On May 18, the California Department of Water Resources released its draft prioritization of groundwater basins in need of oversight, and the Napa River basin was identified as a high priority. This analysis comes after Napa County provided misleading information to regulators that overstated the stability of local groundwater supplies by cherry-picking data. State regulators didn’t buy it.

Napa County’s water supplies need protections now, not after we’ve planted more wine grapes than we can irrigate. Unfortunately, county leaders are more dedicated to the wants of the wine industry than the needs of the community. Because county leaders will not take action to protect our water, we turned to the initiative process.
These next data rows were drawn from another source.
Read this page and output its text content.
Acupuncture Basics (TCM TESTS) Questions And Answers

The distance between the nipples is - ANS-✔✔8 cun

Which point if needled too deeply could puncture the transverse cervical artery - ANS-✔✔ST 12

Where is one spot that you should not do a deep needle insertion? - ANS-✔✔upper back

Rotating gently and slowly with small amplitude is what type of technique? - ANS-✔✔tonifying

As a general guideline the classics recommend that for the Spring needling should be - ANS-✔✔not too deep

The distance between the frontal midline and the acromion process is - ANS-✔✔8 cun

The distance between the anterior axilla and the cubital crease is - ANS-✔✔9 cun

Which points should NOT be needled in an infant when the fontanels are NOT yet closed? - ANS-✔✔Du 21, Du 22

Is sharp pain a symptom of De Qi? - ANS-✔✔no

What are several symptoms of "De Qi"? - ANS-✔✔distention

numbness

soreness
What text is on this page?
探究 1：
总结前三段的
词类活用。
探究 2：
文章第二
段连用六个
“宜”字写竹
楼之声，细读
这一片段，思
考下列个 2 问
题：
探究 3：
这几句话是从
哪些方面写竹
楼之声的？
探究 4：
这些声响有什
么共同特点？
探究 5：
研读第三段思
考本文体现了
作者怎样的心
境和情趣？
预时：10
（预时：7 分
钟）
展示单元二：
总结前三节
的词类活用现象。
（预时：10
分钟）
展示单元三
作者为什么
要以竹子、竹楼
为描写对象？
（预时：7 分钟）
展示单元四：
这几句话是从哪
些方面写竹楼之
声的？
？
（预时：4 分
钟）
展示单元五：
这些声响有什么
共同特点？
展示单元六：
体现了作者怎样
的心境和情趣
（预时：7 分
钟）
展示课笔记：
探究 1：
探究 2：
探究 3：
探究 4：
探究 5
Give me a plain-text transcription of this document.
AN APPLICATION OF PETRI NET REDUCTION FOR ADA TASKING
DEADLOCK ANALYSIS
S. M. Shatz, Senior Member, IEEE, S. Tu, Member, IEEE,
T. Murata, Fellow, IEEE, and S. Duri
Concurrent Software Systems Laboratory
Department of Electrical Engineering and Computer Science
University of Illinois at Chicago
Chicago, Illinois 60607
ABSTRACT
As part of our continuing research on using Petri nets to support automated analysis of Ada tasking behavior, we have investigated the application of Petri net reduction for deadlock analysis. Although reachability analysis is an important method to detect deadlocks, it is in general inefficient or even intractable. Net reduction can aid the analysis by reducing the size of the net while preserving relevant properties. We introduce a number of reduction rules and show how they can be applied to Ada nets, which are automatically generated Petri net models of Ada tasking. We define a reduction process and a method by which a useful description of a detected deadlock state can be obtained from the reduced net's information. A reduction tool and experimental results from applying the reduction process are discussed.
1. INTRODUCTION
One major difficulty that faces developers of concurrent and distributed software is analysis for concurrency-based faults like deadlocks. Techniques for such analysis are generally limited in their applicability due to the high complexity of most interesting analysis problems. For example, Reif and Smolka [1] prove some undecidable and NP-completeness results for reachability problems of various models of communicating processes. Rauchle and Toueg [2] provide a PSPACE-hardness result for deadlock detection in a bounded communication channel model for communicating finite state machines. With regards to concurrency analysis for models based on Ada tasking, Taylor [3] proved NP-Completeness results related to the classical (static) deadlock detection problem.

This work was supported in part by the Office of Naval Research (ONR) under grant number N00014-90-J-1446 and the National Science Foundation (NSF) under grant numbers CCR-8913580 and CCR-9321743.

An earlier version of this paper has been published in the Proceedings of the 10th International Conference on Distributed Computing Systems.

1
After years of seeing Napa County officials skew land-use decisions to favor deep-pocketed wine industry interests, we launched this campaign to protect our hillside watershed lands. Measure C’s proponents partnered with the board of a wine industry trade group, Napa Valley Vintners, to negotiate the language now before voters. This measure is a reasonable compromise that allows for a limited amount of additional clearing of oak trees in exchange for tightened regulations. These regulations — things like increased buffer zones around streams and wetlands — are based on current science that is referenced in many of Napa County’s own planning documents.

Napa Valley Vintners helped to cover legal costs associated with its drafting and met with members of the Board of Supervisors with us to support its passage. Unfortunately, a vocal opposition from the Napa Valley Vintners’ membership pressured the group to abandon its support.

For years, the growth of large, corporate wineries has shifted the balance of power in Napa County to favor outside interests. The ongoing consolidation of what was once a valley of small wineries has led to an increasingly aggressive wine hospitality culture focused more on short-term profits than environmental sustainability or quality of life for residents.

Napa County’s hillside oak woodlands promote groundwater recharge, reduce flood risk, prevent erosion and siltation of waterways, and provide a buffer against drought. As we lose woodlands, we lose these protections.

Today, hillsides are clear cut to make room for grape vines. Event centers and tasting rooms are granted retroactive approvals — even when they defy local zoning regulations — and unfettered winery expansion is causing traffic congestion.

Everyone living or working in and around Napa County benefits, whether directly or indirectly, from a thriving wine industry. But ensuring the continued vitality of our local economy requires protecting our water supplies.

We urge every Napa Valley resident to vote “yes” on Measure C — for our water, for our future, for us all.

Mike Hackett and Jim Wilson are co-chairs of Napa County’s Yes on C campaign.